The International Grains Council on Thursday raised its 2021-22 world wheat production estimate but lowered its outlook for corn and soybeans.
Reflecting the impact of hot, dry weather on crop prospects in South America, the organization dropped its global soybean forecast by 12 million tonnes from its previous report in November to 368 million tonnes, now up just 1 million from the previous year. Weather problems in South America also prompted the cut in expected world corn output, with the IGC now estimating the crop at 1.207 billion tonnes, down 5 million from November but still above 1.129 billion the previous year.
In its January supply-demand update released Wednesday, the USDA estimated 2021/22 world soybean and corn production at 381.78 million and 1.208 billion tonnes, respectively.

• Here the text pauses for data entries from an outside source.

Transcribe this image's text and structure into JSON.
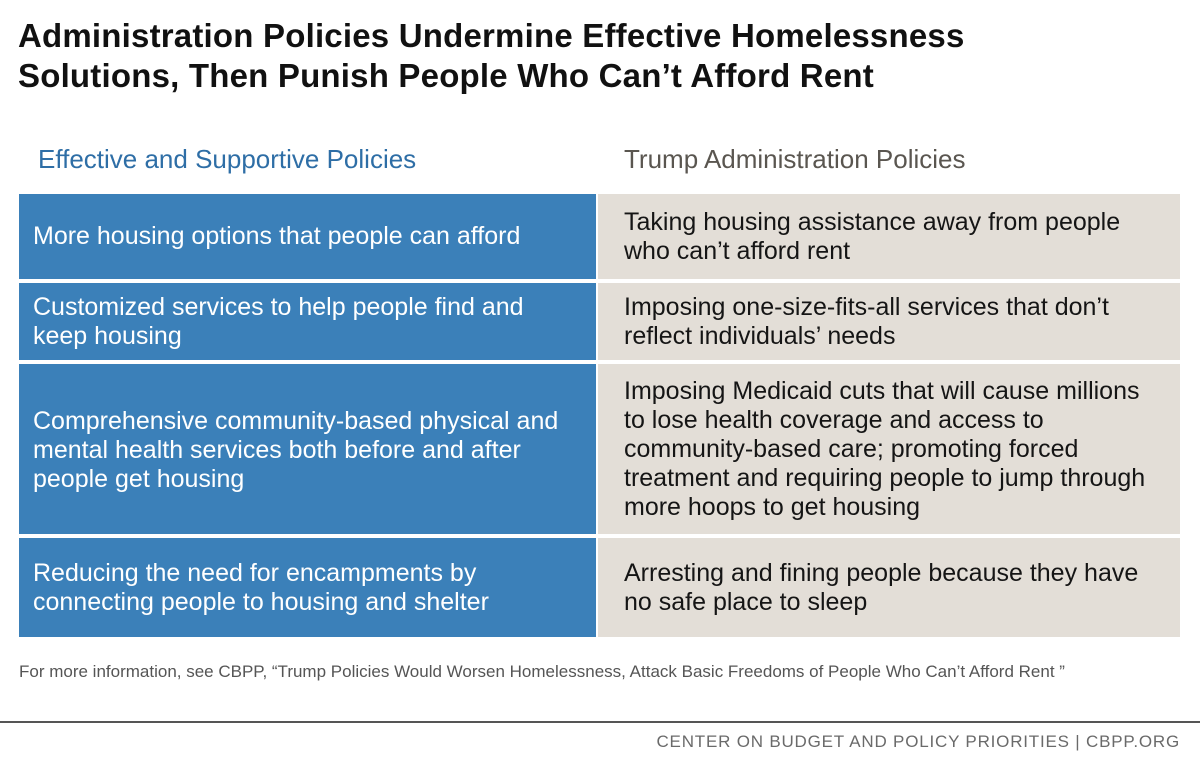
{
  "title": {
    "line1": "Administration Policies Undermine Effective Homelessness",
    "line2": "Solutions, Then Punish People Who Can’t Afford Rent"
  },
  "columns": {
    "left_header": "Effective and Supportive Policies",
    "right_header": "Trump Administration Policies"
  },
  "rows": [
    {
      "effective": "More housing options that people can afford",
      "trump": "Taking housing assistance away from people who can’t afford rent"
    },
    {
      "effective": "Customized services to help people find and keep housing",
      "trump": "Imposing one-size-fits-all services that don’t reflect individuals’ needs"
    },
    {
      "effective": "Comprehensive community-based physical and mental health services both before and after people get housing",
      "trump": "Imposing Medicaid cuts that will cause millions to lose health coverage and access to community-based care; promoting forced treatment and requiring people to jump through more hoops to get housing"
    },
    {
      "effective": "Reducing the need for encampments by connecting people to housing and shelter",
      "trump": "Arresting and fining people because they have no safe place to sleep"
    }
  ],
  "footnote": "For more information, see CBPP, “Trump Policies Would Worsen Homelessness, Attack Basic Freedoms of People Who Can’t Afford Rent ”",
  "credit": "CENTER ON BUDGET AND POLICY PRIORITIES | CBPP.ORG",
  "colors": {
    "effective_bg": "#3b80b9",
    "trump_bg": "#e3ded7",
    "left_header": "#2e6ea6",
    "right_header": "#5a5650"
  }
}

On the other hand, the IGC raised its world wheat production estimate by 4 million tonnes from November to 781 million, thanks mainly to larger crops in Australia and Argentina. With the increase, output for the current marketing year now sits 8 million above 2020-21.
All told, the forecast for total world grains production (wheat and coarse grains) is down 1 million tonnes this month to 2.286 billion, versus 2.215 billion the previous year. But with reductions in expected consumption – including feed and industrial use – ending stocks are seen up 1 million tonnes from November to 601 million, versus 602 million in 2020-21.